In Axion's brief experience with the Adeptus Astartes, he had rarely seen such baroque ostentation.
Yet, that armor was the envy of the Chapter. It was the "tithe" of a previous excavation, a masterwork suit painstakingly cobbled together from the remains of three different eras of Ultramarines found in an ancient ruin. True to the traditions of the Blood Ravens, such a relic had been "recovered" and repurposed for the Chapter's own elite.
Cohn frowned as he looked at the machine-entity. The Automata's speech patterns triggered an instinctive revulsion, the same condescension an Astartes might feel toward a mortal levy. More unsettling, however, was the psychic void where the machine should be; in the tides of the Warp, this entity cast no shadow.
"We are here at Cawl's behest to assist," Cohn replied, his voice cold. "That does not grant you the authority of command. We shall determine our own tactical path."
Scouts soon returned to report. Beyond the xenos-tech of the Webway gate, there was no sign of Necron presence, nor any visible ruins.
Axion offered no explanation. He simply turned and led his iron ranks into the shimmering portal.
The blatant lack of cooperation stung Cohn's pride. As a Blood Raven, he knew the Webway by reputation. It was a realm of treacherous geometry. To enter without an Aeldari guide was to court eternal madness, yet to stay behind was to fail the mission.
Thumping his Force Staff against the stone, Cohn made his decision. He signaled one company to prepare for full deployment, ordering them to carry every scrap of ammunition and supplies they could haul.
"The rest of you, fortify this position," Cohn commanded. "If we do not return, report to Archmagos Cawl and request reinforcements."
He could not risk both companies. If a hundred Astartes were swallowed by the Webway, the blow to the Chapter's strength would be catastrophic.
Inside the Webway, the Aeldari took the lead. Their destination, the Xendu System, lay on the literal edge of the galaxy, a vast distance even by the standards of the labyrinth.
It was a journey of necessity. The Pariah Nexus had stripped the Warp from the region; Imperial warp-drives were useless there, and even approaching the zone's perimeter was a harrowing ordeal for human vessels. The Webway, though strained by the same anti-psychic phenomena, remained navigable at its fringes.
According to Yvraine's intelligence, a Necron phase-gate lay near the Webway exit on their destination world. It was through this gate that Ynnari assassins had escaped with news of the Breath of the Gods. If they could seize it, they could strike directly at the heart of the Nexus.
Time was an enemy. The Necrons were accelerating their "Great Work."
The Breath of the Gods was a relic of such magnitude that even the Necrons could not easily replicate it. Yvraine was uncertain which dynasty originally held the secrets of its construction, but the device currently held by the Nihilakh Dynasty had been won through a bloody three-way conflict involving the Aeldari, the Necrons, and a long-forgotten civilization.

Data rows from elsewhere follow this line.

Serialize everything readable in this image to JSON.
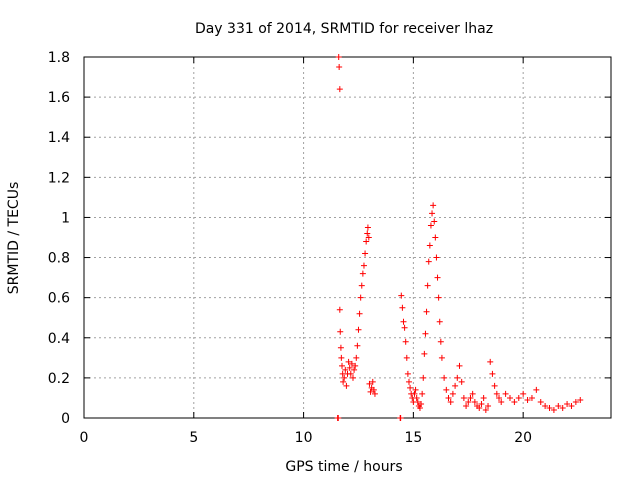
{
  "chart_data": {
    "type": "scatter",
    "title": "Day 331 of 2014, SRMTID for receiver lhaz",
    "xlabel": "GPS time / hours",
    "ylabel": "SRMTID / TECUs",
    "xlim": [
      0,
      24
    ],
    "ylim": [
      0,
      1.8
    ],
    "xticks": [
      0,
      5,
      10,
      15,
      20
    ],
    "yticks": [
      0,
      0.2,
      0.4,
      0.6,
      0.8,
      1,
      1.2,
      1.4,
      1.6,
      1.8
    ],
    "xtick_labels": [
      "0",
      "5",
      "10",
      "15",
      "20"
    ],
    "ytick_labels": [
      "0",
      "0.2",
      "0.4",
      "0.6",
      "0.8",
      "1",
      "1.2",
      "1.4",
      "1.6",
      "1.8"
    ],
    "grid": true,
    "marker": "+",
    "color": "#ff0000",
    "series": [
      {
        "x": [
          11.6,
          11.62,
          11.65,
          11.65,
          11.67,
          11.7,
          11.72,
          11.75,
          11.78,
          11.8,
          11.85,
          11.9,
          11.95,
          12.0,
          12.05,
          12.1,
          12.15,
          12.2,
          12.25,
          12.3,
          12.35,
          12.4,
          12.45,
          12.5,
          12.55,
          12.6,
          12.65,
          12.7,
          12.75,
          12.8,
          12.85,
          12.9,
          12.93,
          12.97,
          13.0,
          13.05,
          13.1,
          13.15,
          13.2,
          13.25,
          14.45,
          14.5,
          14.55,
          14.6,
          14.65,
          14.7,
          14.75,
          14.8,
          14.85,
          14.9,
          14.95,
          15.0,
          15.05,
          15.1,
          15.15,
          15.2,
          15.25,
          15.3,
          15.35,
          15.4,
          15.45,
          15.5,
          15.55,
          15.6,
          15.65,
          15.7,
          15.75,
          15.8,
          15.85,
          15.9,
          15.95,
          16.0,
          16.05,
          16.1,
          16.15,
          16.2,
          16.25,
          16.3,
          16.4,
          16.5,
          16.6,
          16.7,
          16.8,
          16.9,
          17.0,
          17.1,
          17.2,
          17.3,
          17.4,
          17.5,
          17.6,
          17.7,
          17.8,
          17.9,
          18.0,
          18.1,
          18.2,
          18.3,
          18.4,
          18.5,
          18.6,
          18.7,
          18.8,
          18.9,
          19.0,
          19.2,
          19.4,
          19.6,
          19.8,
          20.0,
          20.2,
          20.4,
          20.6,
          20.8,
          21.0,
          21.2,
          21.4,
          21.6,
          21.8,
          22.0,
          22.2,
          22.4,
          22.6,
          11.55,
          11.58,
          14.4,
          14.42
        ],
        "y": [
          1.8,
          1.75,
          1.64,
          0.54,
          0.43,
          0.35,
          0.3,
          0.26,
          0.22,
          0.18,
          0.2,
          0.24,
          0.16,
          0.22,
          0.28,
          0.25,
          0.22,
          0.27,
          0.2,
          0.24,
          0.26,
          0.3,
          0.36,
          0.44,
          0.52,
          0.6,
          0.66,
          0.72,
          0.76,
          0.82,
          0.88,
          0.92,
          0.95,
          0.9,
          0.17,
          0.13,
          0.15,
          0.18,
          0.14,
          0.12,
          0.61,
          0.55,
          0.48,
          0.45,
          0.38,
          0.3,
          0.22,
          0.18,
          0.15,
          0.12,
          0.1,
          0.08,
          0.12,
          0.14,
          0.1,
          0.08,
          0.06,
          0.05,
          0.07,
          0.12,
          0.2,
          0.32,
          0.42,
          0.53,
          0.66,
          0.78,
          0.86,
          0.96,
          1.02,
          1.06,
          0.98,
          0.9,
          0.8,
          0.7,
          0.6,
          0.48,
          0.38,
          0.3,
          0.2,
          0.14,
          0.1,
          0.08,
          0.12,
          0.16,
          0.2,
          0.26,
          0.18,
          0.1,
          0.06,
          0.08,
          0.1,
          0.12,
          0.08,
          0.06,
          0.05,
          0.07,
          0.1,
          0.04,
          0.06,
          0.28,
          0.22,
          0.16,
          0.12,
          0.1,
          0.08,
          0.12,
          0.1,
          0.08,
          0.1,
          0.12,
          0.09,
          0.1,
          0.14,
          0.08,
          0.06,
          0.05,
          0.04,
          0.06,
          0.05,
          0.07,
          0.06,
          0.08,
          0.09,
          0.0,
          0.0,
          0.0,
          0.0
        ]
      }
    ]
  }
}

The Nihilakh were notorious hoarders of antiquity, led by a ruler whose eccentricity was matched only by his avarice: Trazyn the Infinite.
The Aeldari understood the catalyst for this sudden mobilization. The Great Rift had rattled the Nihilakh Hegemon, Krispekh. Since the dynasty's defeat at the hands of the Custodian "Wrath of Terra" task force, they had viewed the modern Imperium with newfound trepidation.
If the Pariah Nexus were completed, all soul-bearing life within its reach would wither into husks. The Warp would be banished, and the Nihilakh Dynasty would reign eternal over a galaxy of silent, glittering wealth.